И да – Мазай предстаёт перед нами в образе некоего чудоковатого типа, совершающего нелогичные действия. Начиная с того, что заяц для крестьянина – это основная добыча и заработок (шкурки продавали), а наш герой не только спасает их от наводнения, но это делал и раньше, в первой части произведения:
Дня не проводит Мазай без охоты.
Жил бы он славно, не знал бы заботы,
Кабы не стали глаза изменять:
Начал частенько Мазай пуделять.
Впрочем, в отчаянье он не приходит:
Выпалит дедушка – заяц уходит,
Дедушка пальцем косому грозит:
«Врешь – упадешь!» – добродушно кричит.
В. Головин справедливо отмечает несвойственные крестьянскому мужику вещи:
В августе, около Малых Вежей,
С старым Мазаем я бил дупелей.
Исследователь сообщает, что в это время года охота на куликов (дупелей) не являлась промыслом, а чисто барской забавой. Чудит Мазай и в намеках Некрасова, что старик может выпить, покуражится:
За сорок верст в Кострому прямиком
Сбегать лесами ему нипочём…
…Раз в кураже я их звал-поджидал
Целую ночь, – никого не видал!..
В последнем случае Мазай уже чудит всерьёз, как не может поступать человек богобоязливый, истинно верующий. Ведь поджидал Мазай нечистую силу:
«Лес не дорога: по птице, по зверю
Выпалить можно». – А леший? – «Не верю!».
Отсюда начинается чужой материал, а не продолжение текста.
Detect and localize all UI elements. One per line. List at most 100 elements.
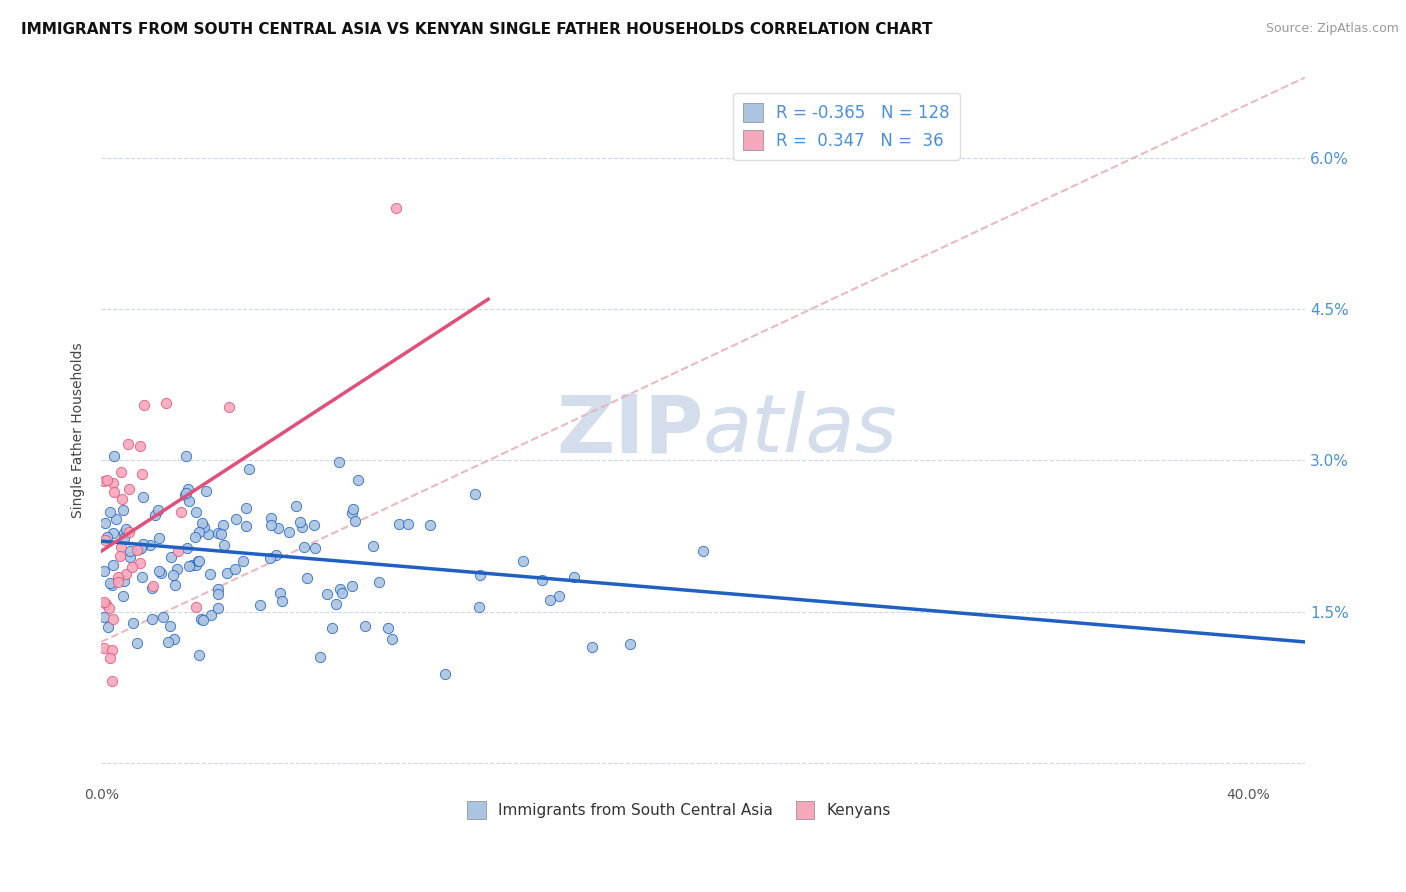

Мы близко подошли к тому недоверию, которое вызывает сейчас имя Мазай. Почему этим именем, по замечанию Т. Долгополовой, не называют мальчиков. Как, допустим, именами Остап, Ипполит (дважды скомпрометированное имя: в «12 стульях» и в фильме «Ирония судьбы» Э. Рязанова). Вроде как персонажи с этими именами обаятельные, но настораживающие. Те, от которых неизвестно что можно ожидать. Бендер – непредсказуемый, хотя и обаятельный плут. А Ипполиты… Один вроде беспомощный тюфяк, но может внезапно зарезать, другой – правильный, положительный советский человек, который может внезапно принять душ в верхней одежде.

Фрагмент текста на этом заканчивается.